Take a field $\phi(\bf{x})$ created from a charge distribution contained within a radius $R$. The multipole expansion in spherical harmonics $Y_{\ell,m}$ outside of $R$ is approximated by:
$$ \phi({\bf x}) \approx \frac{1}{4\pi \epsilon_0} \sum_{\ell=0}^{\ell_{MAX}} \sum_{m=-\ell}^{\ell} \frac{4\pi}{2\ell +1} \alpha_{\ell, m} \frac{Y_{\ell,m}(\theta, \phi)}{r^{\ell +1}} $$
Given only the finite set of the multipole moments $\alpha_{\ell,m}$, is it possible to find a charge distribution of $N$ discrete charges $(q_i, r_i, \theta_i, \phi_i)$ that "best-fit" this potential? Right now I'm using a simple minima finder over the $3^N$ variables (see note 1), but I'm wondering if there is any prior work/observations on inverting the multipole moments.
Note 1
If the positions of the charges are fixed, the charge magnitudes $q_i$ are simply linear combinations:
$$ \alpha_{\ell, m} = \sum_i^N q_i Y^*_{\ell,m}(\theta_i, \phi_i) r_i^\ell $$
thus simple linear algebra gives the best-fit charge magnitudes.
Note 2
It's easy to see that this charge distribution need not be unique, indeed if $\ell_{MAX}=0$ any combination such that $\sum_i^N q_i \propto \alpha_{0,0}$ should work.
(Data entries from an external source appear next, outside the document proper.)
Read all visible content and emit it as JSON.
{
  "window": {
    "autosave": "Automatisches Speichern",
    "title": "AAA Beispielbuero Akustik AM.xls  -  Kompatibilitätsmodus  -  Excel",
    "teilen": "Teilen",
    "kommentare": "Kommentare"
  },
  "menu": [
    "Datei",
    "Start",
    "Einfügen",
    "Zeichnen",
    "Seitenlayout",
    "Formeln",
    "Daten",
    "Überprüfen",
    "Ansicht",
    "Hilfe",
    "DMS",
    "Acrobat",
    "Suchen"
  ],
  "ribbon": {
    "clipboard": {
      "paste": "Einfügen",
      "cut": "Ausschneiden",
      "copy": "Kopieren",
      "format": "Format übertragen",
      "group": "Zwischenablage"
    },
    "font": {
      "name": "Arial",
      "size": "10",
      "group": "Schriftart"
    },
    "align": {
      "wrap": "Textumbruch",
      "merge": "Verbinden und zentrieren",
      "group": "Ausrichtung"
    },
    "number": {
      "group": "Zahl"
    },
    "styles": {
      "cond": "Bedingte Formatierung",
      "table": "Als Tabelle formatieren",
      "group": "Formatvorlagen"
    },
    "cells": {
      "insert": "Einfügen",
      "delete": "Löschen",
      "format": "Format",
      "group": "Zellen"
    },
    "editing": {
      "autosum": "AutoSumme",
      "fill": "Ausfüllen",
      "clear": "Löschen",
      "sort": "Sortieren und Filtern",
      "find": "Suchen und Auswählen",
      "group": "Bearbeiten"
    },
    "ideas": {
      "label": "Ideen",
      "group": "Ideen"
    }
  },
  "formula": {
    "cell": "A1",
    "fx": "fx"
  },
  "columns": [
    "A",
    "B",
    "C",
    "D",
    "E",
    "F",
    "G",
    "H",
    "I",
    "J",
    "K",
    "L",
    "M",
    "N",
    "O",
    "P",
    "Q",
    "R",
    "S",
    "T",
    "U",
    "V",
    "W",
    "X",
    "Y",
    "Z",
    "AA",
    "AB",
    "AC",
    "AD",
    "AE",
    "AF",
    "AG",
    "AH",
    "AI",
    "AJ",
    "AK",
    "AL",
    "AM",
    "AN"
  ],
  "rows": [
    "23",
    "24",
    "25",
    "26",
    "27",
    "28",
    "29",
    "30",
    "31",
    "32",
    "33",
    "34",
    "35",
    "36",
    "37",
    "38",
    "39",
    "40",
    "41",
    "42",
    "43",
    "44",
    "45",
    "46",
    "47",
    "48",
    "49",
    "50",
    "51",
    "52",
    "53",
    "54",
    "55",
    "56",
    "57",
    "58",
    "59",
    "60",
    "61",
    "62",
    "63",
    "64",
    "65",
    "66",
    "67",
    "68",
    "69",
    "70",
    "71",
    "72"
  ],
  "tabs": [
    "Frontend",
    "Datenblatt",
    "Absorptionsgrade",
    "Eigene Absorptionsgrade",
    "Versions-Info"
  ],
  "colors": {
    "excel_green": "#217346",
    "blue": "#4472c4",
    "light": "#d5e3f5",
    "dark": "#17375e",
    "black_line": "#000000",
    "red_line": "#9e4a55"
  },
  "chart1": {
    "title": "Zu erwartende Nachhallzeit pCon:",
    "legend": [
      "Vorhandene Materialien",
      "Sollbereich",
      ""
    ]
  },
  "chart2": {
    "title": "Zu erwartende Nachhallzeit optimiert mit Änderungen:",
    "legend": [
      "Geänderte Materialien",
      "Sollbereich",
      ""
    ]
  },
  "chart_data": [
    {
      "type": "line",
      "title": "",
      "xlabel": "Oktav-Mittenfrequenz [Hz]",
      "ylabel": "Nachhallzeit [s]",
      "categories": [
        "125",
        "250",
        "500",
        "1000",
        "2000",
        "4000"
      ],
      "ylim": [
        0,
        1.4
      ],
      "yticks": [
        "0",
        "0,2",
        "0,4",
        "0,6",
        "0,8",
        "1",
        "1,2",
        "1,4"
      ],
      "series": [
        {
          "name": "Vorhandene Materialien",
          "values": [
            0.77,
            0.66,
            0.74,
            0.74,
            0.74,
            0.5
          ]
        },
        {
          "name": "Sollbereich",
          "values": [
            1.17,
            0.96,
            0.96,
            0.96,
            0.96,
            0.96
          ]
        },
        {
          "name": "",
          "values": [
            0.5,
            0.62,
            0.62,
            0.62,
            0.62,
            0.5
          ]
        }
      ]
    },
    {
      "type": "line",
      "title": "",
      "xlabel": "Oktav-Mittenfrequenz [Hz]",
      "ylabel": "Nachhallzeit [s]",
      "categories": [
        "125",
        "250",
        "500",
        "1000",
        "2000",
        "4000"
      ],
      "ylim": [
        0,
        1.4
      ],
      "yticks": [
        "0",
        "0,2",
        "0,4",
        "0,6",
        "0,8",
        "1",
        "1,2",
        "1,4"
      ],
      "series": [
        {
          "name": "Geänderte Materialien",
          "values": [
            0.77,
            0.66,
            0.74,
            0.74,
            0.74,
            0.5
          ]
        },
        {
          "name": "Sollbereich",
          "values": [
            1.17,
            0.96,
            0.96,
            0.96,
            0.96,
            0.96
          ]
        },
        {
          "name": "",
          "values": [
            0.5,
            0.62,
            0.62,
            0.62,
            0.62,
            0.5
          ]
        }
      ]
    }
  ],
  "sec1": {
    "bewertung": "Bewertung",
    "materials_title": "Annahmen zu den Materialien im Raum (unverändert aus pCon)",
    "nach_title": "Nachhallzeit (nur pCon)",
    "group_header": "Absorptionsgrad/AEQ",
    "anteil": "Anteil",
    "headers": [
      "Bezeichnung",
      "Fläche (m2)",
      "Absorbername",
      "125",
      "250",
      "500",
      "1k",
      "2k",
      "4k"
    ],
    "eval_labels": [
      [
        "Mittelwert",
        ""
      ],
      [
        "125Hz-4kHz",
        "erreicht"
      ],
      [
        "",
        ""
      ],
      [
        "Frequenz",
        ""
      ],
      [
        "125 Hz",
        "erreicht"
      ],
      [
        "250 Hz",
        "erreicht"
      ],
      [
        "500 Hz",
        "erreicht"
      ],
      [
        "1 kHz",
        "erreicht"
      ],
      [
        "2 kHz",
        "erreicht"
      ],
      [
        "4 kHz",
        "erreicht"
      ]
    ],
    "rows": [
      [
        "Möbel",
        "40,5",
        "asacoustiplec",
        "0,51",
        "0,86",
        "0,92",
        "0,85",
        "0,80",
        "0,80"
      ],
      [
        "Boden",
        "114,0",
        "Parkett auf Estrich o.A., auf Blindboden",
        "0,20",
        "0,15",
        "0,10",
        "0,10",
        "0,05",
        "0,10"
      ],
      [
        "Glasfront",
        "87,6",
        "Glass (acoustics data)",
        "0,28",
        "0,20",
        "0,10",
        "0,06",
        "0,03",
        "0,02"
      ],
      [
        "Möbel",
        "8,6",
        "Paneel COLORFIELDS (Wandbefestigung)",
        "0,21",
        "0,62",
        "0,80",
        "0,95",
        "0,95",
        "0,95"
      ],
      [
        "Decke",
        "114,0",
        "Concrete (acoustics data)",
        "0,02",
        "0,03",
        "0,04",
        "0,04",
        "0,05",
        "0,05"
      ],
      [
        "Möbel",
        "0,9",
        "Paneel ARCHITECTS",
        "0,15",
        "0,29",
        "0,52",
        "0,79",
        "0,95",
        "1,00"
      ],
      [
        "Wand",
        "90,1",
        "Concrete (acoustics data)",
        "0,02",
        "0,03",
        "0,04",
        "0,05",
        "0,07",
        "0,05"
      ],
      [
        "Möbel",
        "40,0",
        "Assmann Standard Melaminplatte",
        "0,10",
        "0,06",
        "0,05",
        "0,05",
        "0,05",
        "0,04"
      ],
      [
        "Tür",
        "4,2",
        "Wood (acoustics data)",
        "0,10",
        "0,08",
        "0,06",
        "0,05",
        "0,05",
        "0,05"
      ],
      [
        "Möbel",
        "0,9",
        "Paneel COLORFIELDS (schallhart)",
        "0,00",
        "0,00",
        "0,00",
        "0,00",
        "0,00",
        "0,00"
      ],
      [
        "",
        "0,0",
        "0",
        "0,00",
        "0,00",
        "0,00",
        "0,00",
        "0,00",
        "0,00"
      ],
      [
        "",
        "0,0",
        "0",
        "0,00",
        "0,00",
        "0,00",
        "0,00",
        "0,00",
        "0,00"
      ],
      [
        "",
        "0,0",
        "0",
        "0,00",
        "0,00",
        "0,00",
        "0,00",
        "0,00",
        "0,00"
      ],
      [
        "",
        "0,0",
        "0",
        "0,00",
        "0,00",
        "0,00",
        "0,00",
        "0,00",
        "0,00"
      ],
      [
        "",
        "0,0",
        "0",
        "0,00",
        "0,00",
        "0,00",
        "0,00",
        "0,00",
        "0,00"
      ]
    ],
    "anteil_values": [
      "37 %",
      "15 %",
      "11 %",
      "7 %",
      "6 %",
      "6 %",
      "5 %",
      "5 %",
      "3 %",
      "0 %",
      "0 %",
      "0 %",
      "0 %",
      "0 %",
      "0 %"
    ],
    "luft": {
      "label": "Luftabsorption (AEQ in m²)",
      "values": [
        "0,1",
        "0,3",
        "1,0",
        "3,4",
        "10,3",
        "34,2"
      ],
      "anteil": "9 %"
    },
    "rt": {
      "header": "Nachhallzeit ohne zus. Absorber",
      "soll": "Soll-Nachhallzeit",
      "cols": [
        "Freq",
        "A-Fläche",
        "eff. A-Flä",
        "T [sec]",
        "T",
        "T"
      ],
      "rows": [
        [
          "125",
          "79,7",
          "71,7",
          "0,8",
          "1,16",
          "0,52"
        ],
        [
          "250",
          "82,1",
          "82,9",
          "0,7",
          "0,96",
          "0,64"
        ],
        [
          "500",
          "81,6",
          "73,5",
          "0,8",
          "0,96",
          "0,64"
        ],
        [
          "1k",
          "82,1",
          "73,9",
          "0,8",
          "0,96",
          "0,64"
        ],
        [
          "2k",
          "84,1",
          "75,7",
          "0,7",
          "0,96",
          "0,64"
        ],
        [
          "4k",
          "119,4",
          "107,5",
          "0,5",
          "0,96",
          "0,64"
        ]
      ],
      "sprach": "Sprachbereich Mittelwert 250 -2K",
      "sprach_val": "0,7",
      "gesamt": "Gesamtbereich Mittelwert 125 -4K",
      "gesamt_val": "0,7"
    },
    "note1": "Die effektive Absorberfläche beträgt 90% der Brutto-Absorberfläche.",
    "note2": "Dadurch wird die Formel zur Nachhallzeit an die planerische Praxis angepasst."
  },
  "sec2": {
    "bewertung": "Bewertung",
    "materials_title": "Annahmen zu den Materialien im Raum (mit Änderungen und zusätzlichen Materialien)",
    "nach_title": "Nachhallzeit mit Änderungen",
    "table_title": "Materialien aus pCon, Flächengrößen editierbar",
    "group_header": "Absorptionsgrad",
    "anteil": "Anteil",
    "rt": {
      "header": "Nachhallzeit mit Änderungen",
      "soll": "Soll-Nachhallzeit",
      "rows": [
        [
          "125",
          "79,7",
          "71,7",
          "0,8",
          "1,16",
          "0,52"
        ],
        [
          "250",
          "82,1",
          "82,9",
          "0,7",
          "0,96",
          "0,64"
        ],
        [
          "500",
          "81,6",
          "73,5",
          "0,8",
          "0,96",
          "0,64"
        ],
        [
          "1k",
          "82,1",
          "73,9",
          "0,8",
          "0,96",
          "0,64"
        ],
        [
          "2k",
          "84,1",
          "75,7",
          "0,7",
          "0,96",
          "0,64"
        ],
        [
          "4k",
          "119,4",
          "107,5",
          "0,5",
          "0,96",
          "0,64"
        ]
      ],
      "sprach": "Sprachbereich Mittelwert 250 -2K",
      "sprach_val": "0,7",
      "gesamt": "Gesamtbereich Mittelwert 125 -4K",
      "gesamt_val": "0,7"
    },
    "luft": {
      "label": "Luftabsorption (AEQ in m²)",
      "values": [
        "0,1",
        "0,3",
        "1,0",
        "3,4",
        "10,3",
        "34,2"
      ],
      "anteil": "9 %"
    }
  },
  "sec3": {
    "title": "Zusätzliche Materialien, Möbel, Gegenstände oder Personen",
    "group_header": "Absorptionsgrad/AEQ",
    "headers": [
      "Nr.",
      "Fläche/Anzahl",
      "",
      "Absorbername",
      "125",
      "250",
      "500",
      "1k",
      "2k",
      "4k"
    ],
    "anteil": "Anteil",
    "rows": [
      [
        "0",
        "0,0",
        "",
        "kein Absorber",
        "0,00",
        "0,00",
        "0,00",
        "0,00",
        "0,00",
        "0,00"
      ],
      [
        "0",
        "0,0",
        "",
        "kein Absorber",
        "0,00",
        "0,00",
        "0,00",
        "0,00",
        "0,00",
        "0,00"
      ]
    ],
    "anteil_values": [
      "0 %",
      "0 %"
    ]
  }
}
This is ok, I'm more concerned with finding good approximations than the absolute best fit.
Note 3
If the charge magnitudes are real (which is a given for a physical problem), the number of unique moments are reduced by roughly a factor of 2 since:
$$ \alpha_{\ell,-m} = (-1)^m \alpha_{\ell,m}^* $$